PARA UMA MELHOR COMPREENSÃO DE GILBERTO
FREYRE
Quando era editado por José Olympio, Gilberto
Freyre sonhou com uma coleção de todas as suas obras, que não pôde
ver realizada. A “Gilbertiana” nasce 13 anos após a sua morte, por
iniciativa de outro José, o José Mário Pereira, da Topbooks, do
Rio de Janeiro. A partir de maio, saem os primeiros volumes de uma
série de dez programada para concluir-se em dois anos. Nesta entrevista,
o editor fala de sua amizade com Freyre e das edições que fará.
Jornal do Commercio – Por que a Topbooks resolveu
criar uma coleção especial para editar Gilberto Freyre?
José Mário Pereira – A Topbooks tem em produção dez reedições
de livros de Gilberto Freyre. Todos sairão com prefácios de estudiosos
de sua obra. A idéia é fornecer ao leitor o aparato crítico indispensável
para uma melhor compreensão do escritor pernambucano. Há muita mitologia
negativa em torno de Gilberto. Estes prefácios, escritos por historiadores
e críticos do porte de José Guilherme Merquior, Evaldo Cabral de
Mello, Mary del Priore, Eduardo Portella, Alberto da Costa e Silva
e Wilson Martins, entre outros, contribuirão para pôr fim ao preconceito
em torno da obra de Gilberto. Há mais de dois anos me empenho neste
projeto – como editor, é claro, mas também como um modo de, afetivamente,
retribuir as gentilezas de Gilberto para comigo. Sou, certamente,
o único editor de minha geração a ter tido relações pessoais com
ele. Daí estar dando a estas edições toda a prioridade. Pedi a Victor
Burton, um dos maiores designers do país, um projeto gráfico, e
as capas dos dez primeiros livros. Quando editava seus livros na
José Olympio, Gilberto Freyre chegou a pensar em reunir sua obra
numa coleção - uma “gilbertiana”. A idéia acabou não vingando. Dizem
que a editora ficou inibida porque também publicava e mantinha fortes
laços de amizade com outra grande figura da época, Gilberto Amado.

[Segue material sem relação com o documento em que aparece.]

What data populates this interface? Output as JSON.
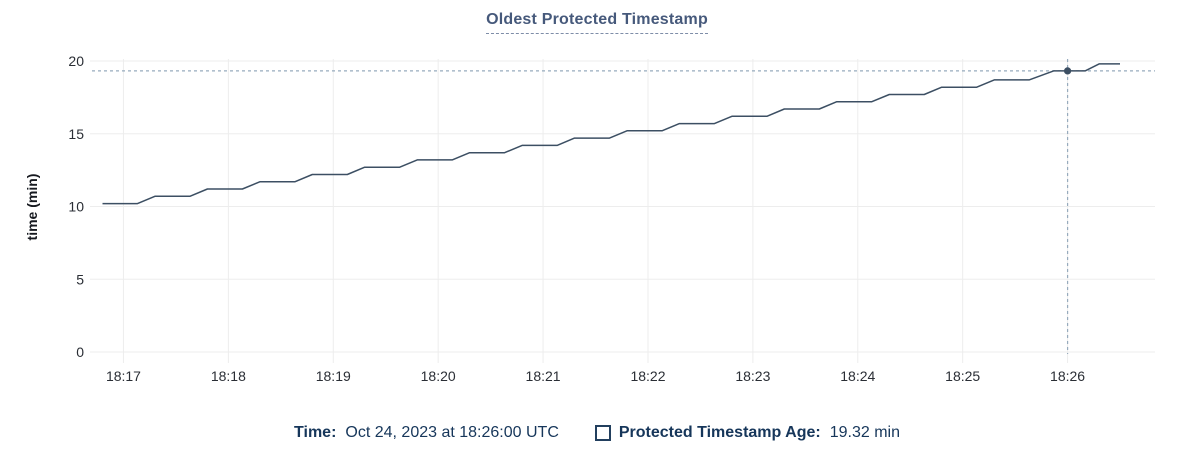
{
  "header": {
    "title": "Oldest Protected Timestamp"
  },
  "footer": {
    "time_label": "Time:",
    "time_value": "Oct 24, 2023 at 18:26:00 UTC",
    "series_label": "Protected Timestamp Age:",
    "series_value": "19.32 min"
  },
  "chart_data": {
    "type": "line",
    "title": "Oldest Protected Timestamp",
    "xlabel": "",
    "ylabel": "time (min)",
    "ylim": [
      0,
      20
    ],
    "y_ticks": [
      0,
      5,
      10,
      15,
      20
    ],
    "x_ticks": [
      "18:17",
      "18:18",
      "18:19",
      "18:20",
      "18:21",
      "18:22",
      "18:23",
      "18:24",
      "18:25",
      "18:26"
    ],
    "x_domain": [
      "18:16:42",
      "18:26:50"
    ],
    "grid": true,
    "legend_position": "bottom",
    "series": [
      {
        "name": "Protected Timestamp Age",
        "unit": "min",
        "points": [
          {
            "time": "18:16:48",
            "value": 10.2
          },
          {
            "time": "18:17:08",
            "value": 10.2
          },
          {
            "time": "18:17:18",
            "value": 10.7
          },
          {
            "time": "18:17:38",
            "value": 10.7
          },
          {
            "time": "18:17:48",
            "value": 11.2
          },
          {
            "time": "18:18:08",
            "value": 11.2
          },
          {
            "time": "18:18:18",
            "value": 11.7
          },
          {
            "time": "18:18:38",
            "value": 11.7
          },
          {
            "time": "18:18:48",
            "value": 12.2
          },
          {
            "time": "18:19:08",
            "value": 12.2
          },
          {
            "time": "18:19:18",
            "value": 12.7
          },
          {
            "time": "18:19:38",
            "value": 12.7
          },
          {
            "time": "18:19:48",
            "value": 13.2
          },
          {
            "time": "18:20:08",
            "value": 13.2
          },
          {
            "time": "18:20:18",
            "value": 13.7
          },
          {
            "time": "18:20:38",
            "value": 13.7
          },
          {
            "time": "18:20:48",
            "value": 14.2
          },
          {
            "time": "18:21:08",
            "value": 14.2
          },
          {
            "time": "18:21:18",
            "value": 14.7
          },
          {
            "time": "18:21:38",
            "value": 14.7
          },
          {
            "time": "18:21:48",
            "value": 15.2
          },
          {
            "time": "18:22:08",
            "value": 15.2
          },
          {
            "time": "18:22:18",
            "value": 15.7
          },
          {
            "time": "18:22:38",
            "value": 15.7
          },
          {
            "time": "18:22:48",
            "value": 16.2
          },
          {
            "time": "18:23:08",
            "value": 16.2
          },
          {
            "time": "18:23:18",
            "value": 16.7
          },
          {
            "time": "18:23:38",
            "value": 16.7
          },
          {
            "time": "18:23:48",
            "value": 17.2
          },
          {
            "time": "18:24:08",
            "value": 17.2
          },
          {
            "time": "18:24:18",
            "value": 17.7
          },
          {
            "time": "18:24:38",
            "value": 17.7
          },
          {
            "time": "18:24:48",
            "value": 18.2
          },
          {
            "time": "18:25:08",
            "value": 18.2
          },
          {
            "time": "18:25:18",
            "value": 18.7
          },
          {
            "time": "18:25:38",
            "value": 18.7
          },
          {
            "time": "18:25:52",
            "value": 19.32
          },
          {
            "time": "18:26:10",
            "value": 19.32
          },
          {
            "time": "18:26:18",
            "value": 19.8
          },
          {
            "time": "18:26:30",
            "value": 19.8
          }
        ]
      }
    ],
    "crosshair": {
      "time": "18:26:00",
      "value": 19.32,
      "time_label": "Oct 24, 2023 at 18:26:00 UTC",
      "value_label": "19.32 min"
    },
    "colors": {
      "line": "#3c4f63",
      "dot": "#3c4f63",
      "crosshair": "#97abbd",
      "grid": "#ededed",
      "tick_text": "#2a2e35",
      "title_text": "#46597b",
      "footer_text": "#16365a",
      "background": "#ffffff"
    }
  }
}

Se Gilberto Freyre tivesse a sua gilbertiana, o que fazer com a
obra do outro Gilberto? Como ainda não sou editor de Gilberto Amado,
posso fazer em torno de Gilberto Freyre, de comum acordo com sua
família, esta coleção.
JC – Quais, quantos e quando saem os primeiros
volumes da "gilbertiana"?
JMP – O contrato que fiz com a Fundação Gilberto Freyre me
dá dois anos para publicar dez títulos. Durante este período, como
um voto de confiança, a Fundação não negocia com nenhuma editora
nada do que está disponível, nem mesmo material inédito. Se, porém,
a Topbooks concluir o trabalho antes dos dois anos – o que vai acontecer
– imediatamente se estabelece uma nova cota de dez títulos para
publicação. Os livros começam a sair em maio. O que vai ser editado,
pela ordem, é: Assombrações do Recife Velho, Além do apenas moderno,
Aventura e rotina, Novo mundo nos trópicos, Ingleses no Brasil,
Prefácios desgarrados, Guia de Olinda, Guia do Recife, Tempo morto
e outros tempos e A propósito de frades.
JC – Sabe-se que você, ainda jovem, foi amigo
do Gilberto Freyre. Que recordações tem desse período? pensou que
se tornaria o seu editor?
JMP – Gilberto Freyre era um homem muito atencioso, e suas
relações caminhavam rapidamente para o afetivo. Não estabelecia
barreiras no diálogo, fosse com pessoas de sua idade, fosse com
gente mais nova. Possuía uma qualidade que muito admiro: sabia ouvir.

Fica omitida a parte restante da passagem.